In order to answer this question, researchers will be administering insulin to patients with high glucose levels during or following a heart attack. The administration of insulin will follow two strategies: some patients will be given a dose of intensive, long-acting insulin, while others will be given a lower dose of insulin, predominantly subcutaneously. Researchers will examine if this difference has an effect on outcome.
At 60 days following the heart attack, patients will have an MRI to examine the structure of the heart. If we find that insulin reduces the amount of heart damage, this will become a new standard of care in treating heart attacks. In addition, researchers are studying whether insulin has added therapeutic benefit.
Lahey's Cardiovascular Medicine Department has a long track record of involvement in landmark clinical trials evaluating different treatments for patients with diabetes, including the NIH-supported BARI-2D, the largest study ever conducted on heart disease and diabetes.
Identifying Plaques that Cause Heart Attacks
Heart attacks occur when the blood supply to the heart muscle itself is severely reduced or stopped due to the formation of plaque -- deposits of fat-like substances -- in one or more of the coronary arteries.
By using a number of light-based, imaging technologies, Lahey cardiologists are participating in pioneering studies to identify the plaques that put patients at a higher risk of heart attack.
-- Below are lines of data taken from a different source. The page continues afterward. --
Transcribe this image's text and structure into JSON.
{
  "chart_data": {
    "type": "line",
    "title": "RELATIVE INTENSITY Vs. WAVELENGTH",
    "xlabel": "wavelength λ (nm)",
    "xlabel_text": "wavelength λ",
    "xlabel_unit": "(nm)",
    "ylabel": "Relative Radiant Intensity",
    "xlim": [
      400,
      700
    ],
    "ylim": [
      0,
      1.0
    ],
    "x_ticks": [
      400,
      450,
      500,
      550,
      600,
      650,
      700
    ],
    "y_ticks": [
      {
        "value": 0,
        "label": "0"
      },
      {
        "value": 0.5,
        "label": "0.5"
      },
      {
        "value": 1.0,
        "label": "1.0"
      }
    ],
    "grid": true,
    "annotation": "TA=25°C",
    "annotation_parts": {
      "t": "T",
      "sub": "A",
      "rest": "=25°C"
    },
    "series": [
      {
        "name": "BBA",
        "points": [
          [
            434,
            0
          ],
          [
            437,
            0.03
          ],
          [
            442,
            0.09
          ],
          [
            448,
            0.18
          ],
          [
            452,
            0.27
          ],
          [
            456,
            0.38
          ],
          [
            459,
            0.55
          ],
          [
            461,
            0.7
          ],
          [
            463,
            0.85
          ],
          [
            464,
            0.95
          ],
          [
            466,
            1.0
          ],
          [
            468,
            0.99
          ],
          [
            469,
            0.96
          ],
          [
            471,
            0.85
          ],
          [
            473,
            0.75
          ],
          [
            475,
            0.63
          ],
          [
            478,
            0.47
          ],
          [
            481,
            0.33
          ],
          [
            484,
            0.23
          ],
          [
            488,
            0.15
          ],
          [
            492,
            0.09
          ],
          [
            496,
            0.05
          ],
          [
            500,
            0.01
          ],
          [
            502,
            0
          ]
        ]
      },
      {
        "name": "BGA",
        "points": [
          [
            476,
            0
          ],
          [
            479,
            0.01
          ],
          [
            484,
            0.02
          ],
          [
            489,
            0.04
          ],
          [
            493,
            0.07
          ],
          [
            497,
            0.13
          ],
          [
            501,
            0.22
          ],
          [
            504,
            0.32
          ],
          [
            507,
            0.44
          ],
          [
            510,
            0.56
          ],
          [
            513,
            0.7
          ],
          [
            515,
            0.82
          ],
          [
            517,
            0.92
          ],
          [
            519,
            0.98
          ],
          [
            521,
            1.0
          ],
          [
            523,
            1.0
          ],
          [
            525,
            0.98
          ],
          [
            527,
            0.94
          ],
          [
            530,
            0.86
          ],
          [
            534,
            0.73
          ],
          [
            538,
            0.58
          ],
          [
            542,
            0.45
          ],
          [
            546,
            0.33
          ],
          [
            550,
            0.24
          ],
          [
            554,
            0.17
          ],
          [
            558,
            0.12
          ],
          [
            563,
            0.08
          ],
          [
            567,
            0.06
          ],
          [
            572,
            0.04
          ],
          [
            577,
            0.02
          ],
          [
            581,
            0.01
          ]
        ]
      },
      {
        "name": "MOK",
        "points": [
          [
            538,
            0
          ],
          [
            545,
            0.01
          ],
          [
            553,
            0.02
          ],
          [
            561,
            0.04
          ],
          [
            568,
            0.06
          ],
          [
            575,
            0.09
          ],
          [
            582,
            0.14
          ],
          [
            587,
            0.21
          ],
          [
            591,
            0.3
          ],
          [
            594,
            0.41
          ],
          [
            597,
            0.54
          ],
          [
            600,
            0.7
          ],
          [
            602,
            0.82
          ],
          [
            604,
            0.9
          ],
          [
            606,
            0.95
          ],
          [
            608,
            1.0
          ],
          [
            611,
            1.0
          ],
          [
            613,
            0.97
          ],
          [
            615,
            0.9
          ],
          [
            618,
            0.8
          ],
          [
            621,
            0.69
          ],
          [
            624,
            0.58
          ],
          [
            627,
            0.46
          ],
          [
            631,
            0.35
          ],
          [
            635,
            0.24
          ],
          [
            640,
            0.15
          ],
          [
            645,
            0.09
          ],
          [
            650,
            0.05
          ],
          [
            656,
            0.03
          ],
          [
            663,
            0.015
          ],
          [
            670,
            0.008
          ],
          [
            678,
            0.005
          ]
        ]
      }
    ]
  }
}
One of these technologies is near-infrared spectroscopy.
"The idea behind spectroscopy is that different substances reflect and absorb light differently," explains Sergio Waxman, MD, director of interventional cardiology research at Lahey. "These patterns provide information about the chemical composition of matter. For instance, the probes that are sent to Mars to examine the composition of rocks use spectroscopy." Along with five other centers in the U.S. and Canada, Lahey Clinic recently completed the first study in the world to look at the ability of this technology to detect fatty plaques in patients who were scheduled for an angioplasty procedure.
Lahey physicians are also using a technology called angioscopy to distinguish the properties of different plaques. Angioscopy allows physicians to use a camera and put a tiny lens inside an artery to look at and measure the color of different plaques as a means of detecting their potential risk. "Lahey is currently one of few places working on this type of computerized color analysis," says Waxman. "We can quantify the color of a plaque that hopefully can identify which plaques are likely to be more dangerous than others."
Finally, in conjunction with Massachusetts General Hospital, Lahey researchers are exploring optical frequency domain imaging, or OFDI. By using a specialized catheter, physicians can obtain detailed information about the inside of an artery with a level of resolution similar to that of a microscope. The first few cases have been performed at Lahey as part of an ongoing multi-center study.
"Eventually, we'd like to use any of these technologies to screen patients at the time of an angiogram or angioplasty," says Waxman. "By identifying the composition of certain plaques, we could learn whether more aggressive and targeted treatments -- with medication or with stents -- would prevent heart attacks."